New Zealanders are calling for authorities to restrict the pillaging of the country’s rockpools and shorelines, amid fears that a taste for shellfish, limpets, octopuses and barbecued starfish is disrupting ecosystems and driving some species toward extinction.
Around the North Island, local groups and iwi (Māori tribes) have been lobbying for temporary bans on gathering from rockpools and shorelines, with claims people have been indiscriminately harvesting bucketfuls of creatures and barbecuing them on the beach.
“The rockpools used to be full of anemones and shrimp and all sorts of sea creatures, teeming with crabs and starfish, but now there’s virtually nothing,” said Mary Coupe, leader of advocacy group Save the Rock Pools Committee, which has been campaigning for greater restrictions on rockpool harvesting in the Omaha region, about 75km north of Auckland.
Coupe says she frequently sees large groups equipped with “hammers, wire, screwdrivers, you know, just taking anything off the rockpools … bowls of starfish and periwinkles, bowls of limpets, absolutely all sorts,” she said.
New Zealand has long-held traditions of gathering seafood, but some shoreline populations are under stress, facing combined pressure from over-harvesting, dredging and pollution.
The most recent scallop survey by the National Institute of Water and Atmospheric Research (Niwa) indicated 93% of the Hauraki Gulf’s harvest-size scallop population disappeared in the decade to 2021. The 2020 State of the Gulf report found that kōura (crayfish) were functionally extinct in some areas, and recorded a universal decline cockle populations.
A number of iwi around the country share concerns that the rockpools and foreshores will be emptied for future generations, and are calling for rahui – a traditional practice of banning the gathering of certain foods to allow populations to replenish.
On Waiheke Island, Herearoha Skipper, a trustee of Ngāti Pāoa Iwi trust, wrote to government asking for enforcement of a rahui. “We believe if nothing is done urgently our mātaitai [shellfish], our kaimoana [seafood] beds will not only be severely depleted, but will reach the point of collapse,” she writes.
The tribe’s elders have witnessed this loss over recent decades, she says, describing once-rich bays where crayfish are now regarded as functionally extinct, scallop beds destroyed by dredging and over-harvesting, emaciated mussels and disappearing pāua.
“Within a century, the coastal water surrounding Waiheke … has been decimated and is near total collapse.
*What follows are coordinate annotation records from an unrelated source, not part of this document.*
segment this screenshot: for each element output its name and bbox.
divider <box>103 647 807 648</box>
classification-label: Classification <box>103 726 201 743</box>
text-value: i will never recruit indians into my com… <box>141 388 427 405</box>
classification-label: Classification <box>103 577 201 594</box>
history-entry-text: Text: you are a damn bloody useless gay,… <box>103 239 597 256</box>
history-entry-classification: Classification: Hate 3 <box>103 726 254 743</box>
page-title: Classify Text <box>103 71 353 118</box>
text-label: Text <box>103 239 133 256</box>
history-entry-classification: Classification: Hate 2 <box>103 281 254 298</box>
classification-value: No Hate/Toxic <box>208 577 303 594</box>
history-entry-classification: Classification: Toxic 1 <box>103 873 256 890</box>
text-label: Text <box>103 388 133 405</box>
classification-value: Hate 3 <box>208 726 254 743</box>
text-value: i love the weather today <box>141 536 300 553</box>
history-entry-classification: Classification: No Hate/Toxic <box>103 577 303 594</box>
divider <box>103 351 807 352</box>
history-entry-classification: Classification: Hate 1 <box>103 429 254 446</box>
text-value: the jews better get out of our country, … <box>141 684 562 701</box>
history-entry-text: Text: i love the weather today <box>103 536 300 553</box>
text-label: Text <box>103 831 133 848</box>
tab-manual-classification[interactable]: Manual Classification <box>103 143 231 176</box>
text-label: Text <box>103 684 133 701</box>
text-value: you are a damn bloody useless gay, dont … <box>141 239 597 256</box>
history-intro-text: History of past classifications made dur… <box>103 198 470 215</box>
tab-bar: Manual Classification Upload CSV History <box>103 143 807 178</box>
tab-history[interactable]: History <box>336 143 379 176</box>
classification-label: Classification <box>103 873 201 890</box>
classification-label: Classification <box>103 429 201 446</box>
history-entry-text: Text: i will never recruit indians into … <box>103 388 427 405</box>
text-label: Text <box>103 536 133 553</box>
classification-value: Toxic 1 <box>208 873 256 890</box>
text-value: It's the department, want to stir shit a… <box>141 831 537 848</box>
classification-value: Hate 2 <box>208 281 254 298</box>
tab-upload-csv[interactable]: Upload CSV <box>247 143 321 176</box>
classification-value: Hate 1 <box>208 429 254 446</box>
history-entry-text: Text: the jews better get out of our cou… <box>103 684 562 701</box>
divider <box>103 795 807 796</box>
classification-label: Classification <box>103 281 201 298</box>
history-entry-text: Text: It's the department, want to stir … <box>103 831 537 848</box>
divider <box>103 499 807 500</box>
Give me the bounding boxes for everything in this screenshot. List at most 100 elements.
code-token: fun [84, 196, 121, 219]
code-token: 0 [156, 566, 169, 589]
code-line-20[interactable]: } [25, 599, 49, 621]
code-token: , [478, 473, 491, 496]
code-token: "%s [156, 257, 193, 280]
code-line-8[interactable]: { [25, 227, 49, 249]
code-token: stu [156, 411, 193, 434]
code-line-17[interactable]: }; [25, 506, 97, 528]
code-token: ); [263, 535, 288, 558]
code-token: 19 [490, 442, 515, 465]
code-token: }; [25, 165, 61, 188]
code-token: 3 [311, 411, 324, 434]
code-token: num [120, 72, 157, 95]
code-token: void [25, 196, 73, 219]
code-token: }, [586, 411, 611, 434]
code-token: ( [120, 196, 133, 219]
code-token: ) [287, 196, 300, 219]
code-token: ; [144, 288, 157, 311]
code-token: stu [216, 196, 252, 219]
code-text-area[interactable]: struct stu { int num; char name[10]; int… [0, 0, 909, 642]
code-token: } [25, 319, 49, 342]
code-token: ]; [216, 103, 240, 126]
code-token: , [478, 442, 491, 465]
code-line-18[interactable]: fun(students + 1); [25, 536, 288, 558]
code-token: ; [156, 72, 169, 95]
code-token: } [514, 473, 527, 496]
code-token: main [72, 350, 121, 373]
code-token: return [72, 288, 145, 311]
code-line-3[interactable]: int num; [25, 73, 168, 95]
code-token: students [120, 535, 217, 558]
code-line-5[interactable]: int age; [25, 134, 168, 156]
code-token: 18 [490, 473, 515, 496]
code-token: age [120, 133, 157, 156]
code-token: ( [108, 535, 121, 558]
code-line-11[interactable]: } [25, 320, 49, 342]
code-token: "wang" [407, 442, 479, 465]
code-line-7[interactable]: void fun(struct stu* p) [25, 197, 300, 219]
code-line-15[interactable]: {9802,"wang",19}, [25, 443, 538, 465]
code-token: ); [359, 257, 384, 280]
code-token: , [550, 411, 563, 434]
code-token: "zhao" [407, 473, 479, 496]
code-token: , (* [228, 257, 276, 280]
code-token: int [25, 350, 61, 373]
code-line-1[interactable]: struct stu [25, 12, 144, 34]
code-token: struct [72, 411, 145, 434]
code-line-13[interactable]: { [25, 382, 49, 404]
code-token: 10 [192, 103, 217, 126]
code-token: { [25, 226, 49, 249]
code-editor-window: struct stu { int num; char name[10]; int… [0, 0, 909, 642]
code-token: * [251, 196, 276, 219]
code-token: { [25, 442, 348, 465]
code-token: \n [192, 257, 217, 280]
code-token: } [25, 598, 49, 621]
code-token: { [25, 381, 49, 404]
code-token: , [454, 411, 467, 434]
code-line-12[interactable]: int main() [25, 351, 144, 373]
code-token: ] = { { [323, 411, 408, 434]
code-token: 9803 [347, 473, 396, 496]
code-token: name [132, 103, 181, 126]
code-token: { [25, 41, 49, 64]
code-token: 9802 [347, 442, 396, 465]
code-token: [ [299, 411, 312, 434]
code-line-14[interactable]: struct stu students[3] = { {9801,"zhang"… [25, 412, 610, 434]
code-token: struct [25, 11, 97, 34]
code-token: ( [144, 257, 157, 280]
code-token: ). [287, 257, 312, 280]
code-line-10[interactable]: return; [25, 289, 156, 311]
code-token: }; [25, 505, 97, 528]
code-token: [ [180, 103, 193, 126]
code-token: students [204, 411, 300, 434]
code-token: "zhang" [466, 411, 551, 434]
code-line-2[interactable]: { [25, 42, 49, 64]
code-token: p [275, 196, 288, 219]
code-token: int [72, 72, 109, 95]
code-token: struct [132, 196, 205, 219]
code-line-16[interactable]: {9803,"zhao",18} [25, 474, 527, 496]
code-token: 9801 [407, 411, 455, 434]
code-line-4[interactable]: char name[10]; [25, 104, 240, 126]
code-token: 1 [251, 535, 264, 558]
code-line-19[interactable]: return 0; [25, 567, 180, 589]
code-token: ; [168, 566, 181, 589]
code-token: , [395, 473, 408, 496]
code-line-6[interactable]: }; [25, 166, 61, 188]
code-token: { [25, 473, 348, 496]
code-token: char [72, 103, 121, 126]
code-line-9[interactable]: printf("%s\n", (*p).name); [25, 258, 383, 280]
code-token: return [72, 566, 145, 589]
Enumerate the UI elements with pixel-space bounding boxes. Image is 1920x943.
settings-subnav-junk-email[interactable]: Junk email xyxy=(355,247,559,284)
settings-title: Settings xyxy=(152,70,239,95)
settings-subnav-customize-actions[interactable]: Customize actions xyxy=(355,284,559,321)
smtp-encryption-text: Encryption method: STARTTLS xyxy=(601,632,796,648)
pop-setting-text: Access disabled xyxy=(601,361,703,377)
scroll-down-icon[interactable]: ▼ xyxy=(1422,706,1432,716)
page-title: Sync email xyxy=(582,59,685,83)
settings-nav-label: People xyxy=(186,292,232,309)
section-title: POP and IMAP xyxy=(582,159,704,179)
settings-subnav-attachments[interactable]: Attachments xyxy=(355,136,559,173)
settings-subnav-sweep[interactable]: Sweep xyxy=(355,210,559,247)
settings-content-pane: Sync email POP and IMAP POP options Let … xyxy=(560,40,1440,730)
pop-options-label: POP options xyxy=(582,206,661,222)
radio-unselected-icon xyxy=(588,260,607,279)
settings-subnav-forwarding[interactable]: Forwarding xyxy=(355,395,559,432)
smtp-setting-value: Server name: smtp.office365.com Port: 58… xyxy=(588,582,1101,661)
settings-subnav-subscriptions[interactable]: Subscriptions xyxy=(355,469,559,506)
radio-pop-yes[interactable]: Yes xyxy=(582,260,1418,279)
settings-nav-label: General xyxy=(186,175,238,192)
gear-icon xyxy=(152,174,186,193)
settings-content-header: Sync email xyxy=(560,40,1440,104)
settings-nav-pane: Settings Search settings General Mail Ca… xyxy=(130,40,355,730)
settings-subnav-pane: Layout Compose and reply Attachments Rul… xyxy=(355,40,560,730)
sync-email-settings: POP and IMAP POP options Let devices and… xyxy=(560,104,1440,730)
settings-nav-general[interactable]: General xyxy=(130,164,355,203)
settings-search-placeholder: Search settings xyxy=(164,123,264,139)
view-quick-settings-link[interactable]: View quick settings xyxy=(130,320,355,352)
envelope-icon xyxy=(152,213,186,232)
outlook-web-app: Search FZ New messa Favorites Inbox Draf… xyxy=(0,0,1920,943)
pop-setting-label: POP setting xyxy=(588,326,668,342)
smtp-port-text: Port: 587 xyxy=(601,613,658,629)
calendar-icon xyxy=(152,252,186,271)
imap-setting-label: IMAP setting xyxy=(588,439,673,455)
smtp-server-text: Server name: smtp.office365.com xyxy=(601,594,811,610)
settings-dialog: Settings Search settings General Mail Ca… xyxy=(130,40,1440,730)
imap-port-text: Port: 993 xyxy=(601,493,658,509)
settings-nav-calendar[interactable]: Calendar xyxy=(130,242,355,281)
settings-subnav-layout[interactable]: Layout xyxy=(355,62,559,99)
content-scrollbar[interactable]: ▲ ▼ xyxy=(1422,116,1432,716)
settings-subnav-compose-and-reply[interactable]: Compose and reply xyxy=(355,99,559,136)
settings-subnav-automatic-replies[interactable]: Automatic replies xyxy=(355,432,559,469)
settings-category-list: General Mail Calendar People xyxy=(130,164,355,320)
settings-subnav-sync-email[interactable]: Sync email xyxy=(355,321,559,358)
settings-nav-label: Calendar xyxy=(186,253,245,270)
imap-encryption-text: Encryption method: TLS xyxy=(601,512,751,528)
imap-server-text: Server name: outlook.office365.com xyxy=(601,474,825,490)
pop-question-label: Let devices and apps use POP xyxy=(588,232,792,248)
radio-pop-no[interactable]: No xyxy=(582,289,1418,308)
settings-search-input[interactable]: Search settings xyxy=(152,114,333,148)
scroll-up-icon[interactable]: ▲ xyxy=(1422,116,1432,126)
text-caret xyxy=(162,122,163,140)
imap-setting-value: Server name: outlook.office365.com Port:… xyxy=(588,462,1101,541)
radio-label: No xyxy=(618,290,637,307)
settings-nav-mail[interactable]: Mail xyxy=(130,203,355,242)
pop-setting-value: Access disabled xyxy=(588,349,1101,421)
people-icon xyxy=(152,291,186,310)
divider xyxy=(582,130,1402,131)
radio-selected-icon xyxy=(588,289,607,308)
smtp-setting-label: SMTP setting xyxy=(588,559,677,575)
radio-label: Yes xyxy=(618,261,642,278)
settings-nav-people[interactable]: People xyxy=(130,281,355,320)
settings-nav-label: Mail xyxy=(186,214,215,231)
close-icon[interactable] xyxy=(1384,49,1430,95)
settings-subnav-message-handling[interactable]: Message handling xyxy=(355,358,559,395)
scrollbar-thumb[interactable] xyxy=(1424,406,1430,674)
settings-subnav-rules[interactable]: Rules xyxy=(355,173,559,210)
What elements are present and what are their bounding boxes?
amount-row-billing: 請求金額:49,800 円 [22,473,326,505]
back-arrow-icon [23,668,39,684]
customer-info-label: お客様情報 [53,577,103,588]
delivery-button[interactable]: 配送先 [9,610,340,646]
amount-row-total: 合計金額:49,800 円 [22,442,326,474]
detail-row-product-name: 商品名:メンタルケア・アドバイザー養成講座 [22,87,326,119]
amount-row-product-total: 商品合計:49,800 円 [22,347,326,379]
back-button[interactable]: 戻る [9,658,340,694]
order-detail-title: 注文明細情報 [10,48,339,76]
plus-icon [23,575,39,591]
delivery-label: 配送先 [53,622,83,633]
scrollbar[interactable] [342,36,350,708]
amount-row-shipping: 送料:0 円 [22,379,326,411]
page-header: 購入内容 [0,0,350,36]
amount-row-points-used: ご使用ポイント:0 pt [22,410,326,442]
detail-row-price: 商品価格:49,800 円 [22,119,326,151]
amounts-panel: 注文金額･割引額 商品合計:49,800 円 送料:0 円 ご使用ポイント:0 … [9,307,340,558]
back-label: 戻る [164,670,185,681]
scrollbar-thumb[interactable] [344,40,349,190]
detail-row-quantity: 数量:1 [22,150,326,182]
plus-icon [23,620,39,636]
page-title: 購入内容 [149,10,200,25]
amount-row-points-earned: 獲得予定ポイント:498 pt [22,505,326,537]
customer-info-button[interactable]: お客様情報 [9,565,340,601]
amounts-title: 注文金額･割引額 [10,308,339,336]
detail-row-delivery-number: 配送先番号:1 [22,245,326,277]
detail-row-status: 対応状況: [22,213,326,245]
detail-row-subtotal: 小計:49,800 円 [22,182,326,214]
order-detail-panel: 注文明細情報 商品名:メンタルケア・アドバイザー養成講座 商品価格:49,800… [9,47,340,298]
My mokopuna [grandchildren] will not have the same experiences I had as a child growing up on Waiheke, in which the kaimoana [seafood] was our main food source,” says.
The tribe is calling for urgent action “so that future generations would not suffer the catastrophic loss of cultural practice, biodiversity and ecosystem collapse we are faced with today”.
In the Coromandel region, Ngāti Hei also petitioned for a rahui, saying: “Urgent action is required before scallop beds become so diminished that generations yet unborn will not even know the area was once not so long ago abundant with scallops.”
While rahui requests were granted in the Coromandel and Waiheke, Coupe’s petition was turned down, as the government said it failed represent local iwi. Ngāti Manuhiri chief executive Nicola McDonald told Stuff the that the trust was making its own application for a ban.
Marine scientist and associate professor Candida Savage said shellfish were often crucial for entire shoreline ecosystems. “Shellfish play a critical role in the health of the estuaries,” she said. Preserving them was “of prime benefit to humans but also for other organisms in these estuaries and inlets”.
Some shorelines and shellfish were under pressure from multiple threats, Savage said – heatwaves could cause mass die-offs, farm or industrial pollution could hurt their health, and large numbers of people harvesting could also place them under threat.
“Individual stressors might not be so great, but collectively with a whole group of people doing that repeatedly, that can cause a decline in populations.” Even when bans are instituted, Savage said, “to restore these populations if they are lost or if they’ve significantly declined, it’s quite a long-term process”.